"You can't really teach your baby how to self-soothe, but you can provide him with the opportunity to teach himself. Given the right circumstances and the right stage of development, usually between 3 and 6 months of age, it will happen on its own. It's like learning to crawl: If you always carry your baby, he'll never have a chance to discover crawling, since he'll never be on the floor long enough to figure it out. It's the same thing with self-soothing: If you always nurse or rock your baby to sleep, he'll never have a chance to learn how to soothe himself to sleep."
I think if your baby is able to go to sleep alone it will pretty much drop off easily and you wouldn't need to nurse or rock to calm them anyway! I'm not sure you can hinder a baby by nursing it for example as babies don't nurse unless they want to! I certainly can't force my baby to nurse and when he's ready to sleep sometimes he pushes me away, sometimes he wants to suck for ages. Nor can you always rock a baby to sleep who likes rocking to sleep sometimes.
And where are these people who carry their babies around all the time stopping them from crawling? Babies let you know when they want to be on the floor by wriggling! It's not logical!

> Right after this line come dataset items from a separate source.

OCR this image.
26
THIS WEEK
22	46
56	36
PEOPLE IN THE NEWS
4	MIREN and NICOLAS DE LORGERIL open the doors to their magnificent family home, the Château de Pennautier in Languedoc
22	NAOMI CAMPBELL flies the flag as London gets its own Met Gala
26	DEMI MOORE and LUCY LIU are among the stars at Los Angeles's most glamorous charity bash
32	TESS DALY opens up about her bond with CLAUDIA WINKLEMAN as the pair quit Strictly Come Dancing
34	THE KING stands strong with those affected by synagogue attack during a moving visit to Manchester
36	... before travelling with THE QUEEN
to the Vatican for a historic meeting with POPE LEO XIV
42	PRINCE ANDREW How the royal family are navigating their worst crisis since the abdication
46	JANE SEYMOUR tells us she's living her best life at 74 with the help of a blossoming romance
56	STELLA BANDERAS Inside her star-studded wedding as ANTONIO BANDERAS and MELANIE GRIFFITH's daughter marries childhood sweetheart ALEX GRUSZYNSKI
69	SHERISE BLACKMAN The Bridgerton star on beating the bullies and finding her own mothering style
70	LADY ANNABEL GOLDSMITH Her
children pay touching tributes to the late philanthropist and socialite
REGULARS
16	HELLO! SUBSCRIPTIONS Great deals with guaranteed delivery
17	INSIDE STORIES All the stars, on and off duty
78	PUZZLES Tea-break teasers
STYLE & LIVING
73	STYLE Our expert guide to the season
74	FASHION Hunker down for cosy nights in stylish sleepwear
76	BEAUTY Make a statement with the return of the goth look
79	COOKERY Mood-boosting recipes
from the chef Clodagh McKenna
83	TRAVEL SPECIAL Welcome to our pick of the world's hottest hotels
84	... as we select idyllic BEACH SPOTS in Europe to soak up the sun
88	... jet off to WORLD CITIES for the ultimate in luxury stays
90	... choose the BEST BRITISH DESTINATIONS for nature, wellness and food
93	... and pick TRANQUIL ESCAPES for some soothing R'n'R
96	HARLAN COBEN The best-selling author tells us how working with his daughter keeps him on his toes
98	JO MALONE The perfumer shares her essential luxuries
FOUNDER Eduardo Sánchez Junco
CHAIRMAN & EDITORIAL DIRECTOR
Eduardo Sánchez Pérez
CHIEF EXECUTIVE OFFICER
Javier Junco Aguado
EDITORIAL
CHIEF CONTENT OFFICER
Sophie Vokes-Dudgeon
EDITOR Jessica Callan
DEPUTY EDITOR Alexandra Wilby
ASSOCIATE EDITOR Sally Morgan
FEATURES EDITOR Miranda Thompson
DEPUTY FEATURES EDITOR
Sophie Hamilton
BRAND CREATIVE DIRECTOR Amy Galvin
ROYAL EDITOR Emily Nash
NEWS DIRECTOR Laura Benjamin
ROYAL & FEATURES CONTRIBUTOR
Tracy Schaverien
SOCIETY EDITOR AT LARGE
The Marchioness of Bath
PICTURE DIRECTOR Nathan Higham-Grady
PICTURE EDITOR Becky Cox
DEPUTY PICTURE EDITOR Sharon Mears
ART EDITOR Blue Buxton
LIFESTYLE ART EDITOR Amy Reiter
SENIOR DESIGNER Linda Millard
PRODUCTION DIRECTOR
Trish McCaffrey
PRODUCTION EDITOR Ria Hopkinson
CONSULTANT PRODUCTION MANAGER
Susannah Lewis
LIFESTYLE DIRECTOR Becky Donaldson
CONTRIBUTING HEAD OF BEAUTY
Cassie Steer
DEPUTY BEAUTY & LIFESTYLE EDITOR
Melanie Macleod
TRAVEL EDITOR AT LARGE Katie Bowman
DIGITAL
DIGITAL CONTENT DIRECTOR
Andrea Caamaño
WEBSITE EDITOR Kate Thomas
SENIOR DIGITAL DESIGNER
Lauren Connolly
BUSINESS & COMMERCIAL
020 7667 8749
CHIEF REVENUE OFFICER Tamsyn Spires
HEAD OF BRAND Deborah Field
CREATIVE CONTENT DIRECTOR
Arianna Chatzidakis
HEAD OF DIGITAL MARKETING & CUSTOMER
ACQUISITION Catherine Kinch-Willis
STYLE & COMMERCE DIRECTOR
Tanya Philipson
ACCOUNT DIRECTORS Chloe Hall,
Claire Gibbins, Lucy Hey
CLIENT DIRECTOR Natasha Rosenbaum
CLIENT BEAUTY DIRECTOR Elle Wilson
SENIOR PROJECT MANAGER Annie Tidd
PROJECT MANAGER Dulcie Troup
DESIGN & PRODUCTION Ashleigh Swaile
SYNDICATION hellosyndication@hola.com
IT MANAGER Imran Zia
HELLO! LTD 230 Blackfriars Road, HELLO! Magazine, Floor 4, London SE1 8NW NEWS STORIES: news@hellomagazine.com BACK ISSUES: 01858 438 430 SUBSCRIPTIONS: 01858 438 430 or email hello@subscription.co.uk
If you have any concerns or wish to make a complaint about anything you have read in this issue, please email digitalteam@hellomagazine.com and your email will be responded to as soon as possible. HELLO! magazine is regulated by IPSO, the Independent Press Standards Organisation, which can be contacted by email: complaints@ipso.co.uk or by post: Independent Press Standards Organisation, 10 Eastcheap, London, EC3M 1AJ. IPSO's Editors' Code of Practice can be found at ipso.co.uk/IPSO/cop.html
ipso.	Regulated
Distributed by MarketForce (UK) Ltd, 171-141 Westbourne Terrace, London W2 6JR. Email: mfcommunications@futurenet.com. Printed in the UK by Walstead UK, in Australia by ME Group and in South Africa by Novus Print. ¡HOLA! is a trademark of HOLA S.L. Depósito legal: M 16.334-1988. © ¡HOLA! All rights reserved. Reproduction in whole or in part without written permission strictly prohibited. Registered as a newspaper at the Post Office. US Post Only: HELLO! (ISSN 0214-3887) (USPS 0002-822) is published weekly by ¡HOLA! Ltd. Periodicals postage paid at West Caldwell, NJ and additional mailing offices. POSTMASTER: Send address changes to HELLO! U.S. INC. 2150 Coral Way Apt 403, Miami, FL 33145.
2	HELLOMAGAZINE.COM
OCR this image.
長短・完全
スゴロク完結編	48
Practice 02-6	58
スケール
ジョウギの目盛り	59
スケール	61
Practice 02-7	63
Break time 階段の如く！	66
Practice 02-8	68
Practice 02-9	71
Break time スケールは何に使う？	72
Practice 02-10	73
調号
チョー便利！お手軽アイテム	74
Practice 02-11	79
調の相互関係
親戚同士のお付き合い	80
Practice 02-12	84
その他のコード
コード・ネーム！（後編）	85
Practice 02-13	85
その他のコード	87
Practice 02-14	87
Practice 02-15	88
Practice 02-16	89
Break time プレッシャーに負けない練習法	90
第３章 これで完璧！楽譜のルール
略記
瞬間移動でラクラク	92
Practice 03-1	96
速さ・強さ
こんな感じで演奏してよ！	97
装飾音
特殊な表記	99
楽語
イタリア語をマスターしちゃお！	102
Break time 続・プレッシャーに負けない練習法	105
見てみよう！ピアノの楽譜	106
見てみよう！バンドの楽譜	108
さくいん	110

I'm not sure anyone would try to nurse or rock a baby that was trying to settle itself anyway, only of it was distressed.
I could easily write on a website "You don't need to teach a baby to crawl, they do it when their muscles are strong enough and their hips are ready so why would you need to teach a baby to sleep?" that makes more logical sense.
These things are written to sell books and get people to look at web pages x
I carried my little girl when she was younger (actually, still do near daily), she was crawling by 5 months. They don't stop developing because you give them extra attention, just like days just keep passing even if you don't own a calendar. Besides, I highly doubt there are many mothers who wear their baby 24/7 and don't give them any tummy time or time in a cot.
I also breastfed and cuddled my child to sleep, it hasn't stopped her settling herself. She's never been much of a crier, entertains herself perfectly during the day and in fact... yesterday when I *tried* to give her a cuddle before bed she simply told me 'mummy, bed please'.
Sure, a 6 month old isn't going to ask to be put down... but they have their own ways of telling you if they wanted to be put down. Mothers who breastfeed / cuddle their child to sleep, co-sleep, baby wear or just give their child a lot of attention know how to read these signs.
You will *NOT* ruin your child by showing them attention and giving them love.
I think that statements such as that just perpetuate the myth that babies should be sleeping through the night and not disturbing mommy and daddy...this then leads to anxious parents because LO is not a good sleeper and then they start to doubt themselves and they're parenting ability...so out of desperation buy a book to 'teach' themselves how to be parents.
Babies will let you know when they are ready to do something...whether that is crawling, walking or self-settling. My LO likes to be held most of the day, but she does then start to get grumpy and what she wants is to lie on the floor and play with her toys...
As for the baby wearing hindering crawling I don't think it does as your baby tells you when to put it down or take it out of the sling x also baby wearing strengthens it's core muscles especially for example in a hip carry when the baby starts to be mobile rather than always resting the baby on the ground. Also if you hold your baby on your lap it can use you as a baby gym to push up on and bounce x my baby pulls away to go on the floor from time to time and I always carry him when he wants it.